25 de agosto de 2008
Feminismos, precisam-se
por Ana Gomes
Oitenta anos. Foi o tempo que passou desde o anterior congresso. Ao juntar, entre 26 e 28 de Junho, mais de 600 pessoas (entre as quais estive, com orgulho), o Terceiro Congresso Feminista evidenciou a sede de debater questões de género, frequentemente deixadas na sombra, e a existência de uma alargada pluralidade de feminismos na nossa sociedade.
Foram oitenta anos durante os quais as mulheres portuguesas invadiram a vida pública, afirmando a sua capacidade em todas as profissões.. Mas apesar de termos hoje uma massa crítica de mulheres qualificadas em todas as actividades, ainda não conseguimos romper os "tectos de vidro" dos cargos de topo no processo de decisão político e económico. Aí, a discriminação (muitas vezes indirecta) persiste.

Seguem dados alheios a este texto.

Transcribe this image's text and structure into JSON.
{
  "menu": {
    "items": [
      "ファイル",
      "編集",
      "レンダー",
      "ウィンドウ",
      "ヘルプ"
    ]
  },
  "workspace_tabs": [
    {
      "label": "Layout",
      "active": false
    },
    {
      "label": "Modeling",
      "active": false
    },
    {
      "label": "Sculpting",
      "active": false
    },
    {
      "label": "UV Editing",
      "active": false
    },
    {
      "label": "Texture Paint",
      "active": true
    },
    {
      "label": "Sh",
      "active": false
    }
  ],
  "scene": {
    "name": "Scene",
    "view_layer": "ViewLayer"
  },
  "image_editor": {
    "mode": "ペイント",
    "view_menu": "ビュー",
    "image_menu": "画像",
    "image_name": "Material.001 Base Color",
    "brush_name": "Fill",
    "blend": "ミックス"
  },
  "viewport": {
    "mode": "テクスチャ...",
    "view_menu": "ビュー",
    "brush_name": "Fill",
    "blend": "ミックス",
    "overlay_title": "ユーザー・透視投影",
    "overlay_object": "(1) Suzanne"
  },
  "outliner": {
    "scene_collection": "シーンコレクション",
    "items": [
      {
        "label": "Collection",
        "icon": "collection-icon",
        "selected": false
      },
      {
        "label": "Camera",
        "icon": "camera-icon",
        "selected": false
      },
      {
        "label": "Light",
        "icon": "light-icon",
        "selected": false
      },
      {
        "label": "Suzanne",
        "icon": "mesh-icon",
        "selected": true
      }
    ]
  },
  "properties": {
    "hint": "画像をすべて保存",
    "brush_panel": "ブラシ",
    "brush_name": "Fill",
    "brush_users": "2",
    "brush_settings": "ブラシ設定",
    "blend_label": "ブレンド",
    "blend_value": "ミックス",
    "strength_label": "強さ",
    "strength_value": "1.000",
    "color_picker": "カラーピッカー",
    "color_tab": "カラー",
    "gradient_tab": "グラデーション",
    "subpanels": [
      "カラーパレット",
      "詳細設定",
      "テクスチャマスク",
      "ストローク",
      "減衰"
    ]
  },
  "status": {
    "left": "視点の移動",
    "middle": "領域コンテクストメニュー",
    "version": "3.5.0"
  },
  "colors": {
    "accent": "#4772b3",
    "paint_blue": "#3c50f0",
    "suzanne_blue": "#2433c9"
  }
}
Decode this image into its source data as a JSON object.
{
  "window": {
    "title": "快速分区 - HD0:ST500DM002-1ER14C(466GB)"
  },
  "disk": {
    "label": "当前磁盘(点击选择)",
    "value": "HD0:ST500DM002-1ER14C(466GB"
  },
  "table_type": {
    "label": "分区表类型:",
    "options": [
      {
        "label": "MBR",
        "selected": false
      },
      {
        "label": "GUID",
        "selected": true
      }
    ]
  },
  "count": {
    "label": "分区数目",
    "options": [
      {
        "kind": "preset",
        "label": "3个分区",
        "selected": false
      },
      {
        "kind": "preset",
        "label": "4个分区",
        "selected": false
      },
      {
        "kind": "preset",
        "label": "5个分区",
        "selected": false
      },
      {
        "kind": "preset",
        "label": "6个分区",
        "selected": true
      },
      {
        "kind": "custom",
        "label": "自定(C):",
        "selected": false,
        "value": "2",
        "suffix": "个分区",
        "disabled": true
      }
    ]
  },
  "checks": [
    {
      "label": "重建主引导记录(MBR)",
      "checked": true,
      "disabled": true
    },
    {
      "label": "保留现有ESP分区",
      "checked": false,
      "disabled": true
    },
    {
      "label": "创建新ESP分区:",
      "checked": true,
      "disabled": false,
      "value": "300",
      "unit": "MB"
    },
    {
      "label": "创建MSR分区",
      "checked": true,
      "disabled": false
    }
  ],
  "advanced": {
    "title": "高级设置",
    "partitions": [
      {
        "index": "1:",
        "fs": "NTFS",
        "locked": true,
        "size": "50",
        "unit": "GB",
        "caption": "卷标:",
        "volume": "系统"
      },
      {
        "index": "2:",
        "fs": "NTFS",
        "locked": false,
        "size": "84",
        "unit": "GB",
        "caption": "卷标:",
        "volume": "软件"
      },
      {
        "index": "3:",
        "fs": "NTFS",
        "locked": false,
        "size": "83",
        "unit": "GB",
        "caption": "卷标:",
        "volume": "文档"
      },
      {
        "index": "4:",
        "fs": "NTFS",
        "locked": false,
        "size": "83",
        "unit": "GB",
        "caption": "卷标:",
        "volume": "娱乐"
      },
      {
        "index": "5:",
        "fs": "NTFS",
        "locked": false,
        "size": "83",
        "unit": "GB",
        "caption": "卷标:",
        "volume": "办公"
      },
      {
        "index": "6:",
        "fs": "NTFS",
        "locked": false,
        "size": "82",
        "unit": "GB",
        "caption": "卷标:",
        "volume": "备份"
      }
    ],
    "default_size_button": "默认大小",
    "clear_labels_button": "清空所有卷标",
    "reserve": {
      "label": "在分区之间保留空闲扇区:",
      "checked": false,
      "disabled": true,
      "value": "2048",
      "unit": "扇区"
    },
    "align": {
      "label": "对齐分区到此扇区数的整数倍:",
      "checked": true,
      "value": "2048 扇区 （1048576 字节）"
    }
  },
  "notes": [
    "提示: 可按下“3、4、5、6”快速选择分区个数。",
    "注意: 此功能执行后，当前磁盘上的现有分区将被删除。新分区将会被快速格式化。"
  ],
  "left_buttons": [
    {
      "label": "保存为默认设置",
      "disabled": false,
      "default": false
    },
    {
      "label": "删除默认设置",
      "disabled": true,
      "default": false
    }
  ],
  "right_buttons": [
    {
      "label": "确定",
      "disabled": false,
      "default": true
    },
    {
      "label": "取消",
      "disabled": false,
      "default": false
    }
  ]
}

Muito está ainda por fazer no que diz respeito ao percurso simétrico: aquele que os homens têm que palmilhar para se estabelecerem plenamente na esfera privada, onde a igualdade deve ser também atingida (pois "o privado é político"). Quantos homens portugueses partilham tarefas domésticas ou usufruem de licenças de paternidade de duração semelhante às das companheiras? No país real, muito poucos... E é inegável que o desequilíbrio na repartição das tarefas domésticas e as dificuldades na conciliação entre a vida profissional e familiar demovem muitas mulheres de se lançar em carreiras políticas ou almejar mais responsabilidades nas empresas ou na administração pública.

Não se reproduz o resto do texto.